По словам Оттомана, Хишам отправил его к своему доверенному человеку, который вылечил Оттомана. А потом ссудил деньгами, чтобы тот открыл портняжную мастерскую. Каждую неделю Оттоман и Хишам встречались и вели беседы.
– Хишам побуждал меня не останавливаться на достигнутом, – рассказывал Оттоман. – Он вселил в меня уверенность, внушил, что я ничем не хуже других. «Чтобы преуспеть, – говорил он, – ты должен метить высоко, дать волю воображению – оно подскажет дорогу».
Я спросил у Оттомана, почему прежде не встречал его: ни в городе, возле дома Хишама, ни здесь, у могилы?

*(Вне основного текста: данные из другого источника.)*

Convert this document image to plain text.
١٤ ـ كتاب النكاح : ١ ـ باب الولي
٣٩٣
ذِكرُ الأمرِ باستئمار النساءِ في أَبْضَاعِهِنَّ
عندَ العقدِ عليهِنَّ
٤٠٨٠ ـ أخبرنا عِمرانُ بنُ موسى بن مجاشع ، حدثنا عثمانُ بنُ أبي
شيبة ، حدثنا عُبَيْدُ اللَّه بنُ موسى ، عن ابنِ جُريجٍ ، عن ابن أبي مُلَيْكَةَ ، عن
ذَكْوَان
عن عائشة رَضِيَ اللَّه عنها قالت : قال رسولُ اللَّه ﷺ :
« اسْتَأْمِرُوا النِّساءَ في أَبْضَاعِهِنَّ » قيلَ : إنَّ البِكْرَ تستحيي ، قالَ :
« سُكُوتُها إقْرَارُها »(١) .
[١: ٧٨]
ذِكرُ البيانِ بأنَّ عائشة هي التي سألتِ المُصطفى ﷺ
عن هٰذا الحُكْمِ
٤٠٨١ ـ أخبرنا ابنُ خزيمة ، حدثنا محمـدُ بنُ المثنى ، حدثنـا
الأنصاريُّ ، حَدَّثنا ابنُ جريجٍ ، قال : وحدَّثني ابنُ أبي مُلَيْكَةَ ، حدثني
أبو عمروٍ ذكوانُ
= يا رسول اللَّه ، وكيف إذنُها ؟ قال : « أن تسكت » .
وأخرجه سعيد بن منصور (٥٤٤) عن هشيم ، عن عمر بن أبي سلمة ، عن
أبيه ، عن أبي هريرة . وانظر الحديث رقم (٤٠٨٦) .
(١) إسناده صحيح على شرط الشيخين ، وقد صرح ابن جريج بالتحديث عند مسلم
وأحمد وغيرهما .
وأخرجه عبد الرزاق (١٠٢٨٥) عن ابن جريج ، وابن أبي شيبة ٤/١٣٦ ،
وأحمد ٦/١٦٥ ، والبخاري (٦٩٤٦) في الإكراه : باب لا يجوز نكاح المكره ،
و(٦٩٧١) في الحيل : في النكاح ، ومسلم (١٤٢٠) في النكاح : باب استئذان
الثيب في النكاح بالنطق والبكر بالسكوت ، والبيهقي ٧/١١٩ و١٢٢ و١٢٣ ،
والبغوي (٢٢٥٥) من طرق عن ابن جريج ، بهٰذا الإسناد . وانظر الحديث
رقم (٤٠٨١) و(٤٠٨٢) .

– Дела в мастерской шли хорошо, – сказал Оттоман, – а все потому, что каждую неделю Хишам подбадривал меня. Я целиком отдавался работе и вскоре открыл еще пять мастерских: в Касабланке, Марракеше и Фесе. Спустя три года у меня появилась первая фабрика по пошиву одежды. Еще через два года – фабрики в Таиланде, а там и в других странах. Так вышло, что большую часть времени проводил за границей, а в Марокко бывал лишь наездами.
Оттоман поднялся; он выглядел безутешным.
– В какой-то момент я потерял связь с Хишамом, – сказал Оттоман. – Он уехал из Эль-Джадиды. Я искал его повсюду, но так и не нашел.
– Хишам жил в старом городе, неподалеку от нас, – сказал я.
– Теперь-то я знаю, – сказал Оттоман. – Мне больно думать, что он нуждался, что лишился своего дома. Ведь это он помог мне выбиться в люди.
– Как вышло, что он лишился дома в Эль-Джадиде?
Оттоман посмотрел на могилу.
– Я слышал, он отдал все свои сбережения какому-то незнакомцу – тому необходима была операция на сердце.
– Хишам забывал себя ради других, – сказал я.